使用 tensorflow2/keras 对 imdb 数据集进行训练给出了奇怪的结果
training on imdb dataset with tensorflow2/keras give strange result
我是 tensorflow2/keras 的新手。我在 tensorflow 网站上关注这个 tutorial。我没有将文本数据下载到目录,而是使用 tensorflow_datasets
将 imdb 数据集直接加载到 tensors/numpy 数组。下面是我的代码。
import os
import re
import string
import pandas as pd
import numpy as np
import tensorflow as tf
import tensorflow_hub as hub
import tensorflow_datasets as tfds
import matplotlib.pyplot as plt
from tensorflow.keras import layers
from tensorflow.keras.layers.experimental.preprocessing import TextVectorization
print("Version: ", tf.__version__)
print("Eager mode: ", tf.executing_eagerly())
print("Hub version: ", hub.__version__)
print("GPU is", "available" if tf.config.list_physical_devices('GPU') else "NOT AVAILABLE")
train_data, test_data = tfds.load(name="imdb_reviews", split=["train", "test"],
batch_size=-1, as_supervised=True)
X_train, y_train = tfds.as_numpy(train_data)
X_test, y_test = tfds.as_numpy(test_data)
# process text
def custom_standardization(input_data):
lowercase = tf.strings.lower(input_data)
stripped_html = tf.strings.regex_replace(lowercase, '<br />', ' ')
return tf.strings.regex_replace(stripped_html,
'[%s]' % re.escape(string.punctuation),
'')
max_features = 1000
sequence_length = 50
vectorize_layer = TextVectorization(
standardize=custom_standardization,
max_tokens=max_features,
output_mode='int',
output_sequence_length=sequence_length)
# Make a text-only dataset (without labels), then call adapt
vectorize_layer.adapt(X_train)
def vectorize_text(text):
text = tf.expand_dims(text, -1)
return vectorize_layer(text)
#check data
first_review, first_label = X_train[0], y_train[0]

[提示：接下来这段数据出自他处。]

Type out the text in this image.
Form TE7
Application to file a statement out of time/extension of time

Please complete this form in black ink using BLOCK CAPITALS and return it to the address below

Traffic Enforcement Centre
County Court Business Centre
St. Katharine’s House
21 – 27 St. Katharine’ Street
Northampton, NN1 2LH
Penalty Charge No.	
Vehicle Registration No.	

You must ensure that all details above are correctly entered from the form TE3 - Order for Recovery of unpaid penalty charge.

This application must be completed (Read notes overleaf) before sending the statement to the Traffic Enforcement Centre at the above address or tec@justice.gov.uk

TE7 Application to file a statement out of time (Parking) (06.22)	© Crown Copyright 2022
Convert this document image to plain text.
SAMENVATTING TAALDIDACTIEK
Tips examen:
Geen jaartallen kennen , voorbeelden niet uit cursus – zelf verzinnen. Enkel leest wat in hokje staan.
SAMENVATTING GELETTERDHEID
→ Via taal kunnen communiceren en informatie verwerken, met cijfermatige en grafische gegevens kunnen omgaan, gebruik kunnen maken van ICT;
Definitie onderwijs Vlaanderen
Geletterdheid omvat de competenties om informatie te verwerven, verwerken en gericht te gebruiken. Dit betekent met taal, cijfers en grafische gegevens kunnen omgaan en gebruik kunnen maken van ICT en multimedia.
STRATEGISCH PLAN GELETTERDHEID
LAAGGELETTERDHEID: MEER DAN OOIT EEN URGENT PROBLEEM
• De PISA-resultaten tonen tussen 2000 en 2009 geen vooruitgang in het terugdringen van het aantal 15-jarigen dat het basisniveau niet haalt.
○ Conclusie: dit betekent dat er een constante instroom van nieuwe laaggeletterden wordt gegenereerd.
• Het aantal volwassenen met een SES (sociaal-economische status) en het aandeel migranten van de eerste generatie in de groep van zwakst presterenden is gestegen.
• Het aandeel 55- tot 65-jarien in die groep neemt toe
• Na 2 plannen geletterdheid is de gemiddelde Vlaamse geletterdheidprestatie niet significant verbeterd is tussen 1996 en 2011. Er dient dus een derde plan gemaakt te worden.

print("Review", first_review)
print("Vectorized review", vectorize_text(first_review))
print("11 ---> ",vectorize_layer.get_vocabulary()[11])
print(" 44 ---> ",vectorize_layer.get_vocabulary()[44])
print('Vocabulary size: {}'.format(len(vectorize_layer.get_vocabulary())))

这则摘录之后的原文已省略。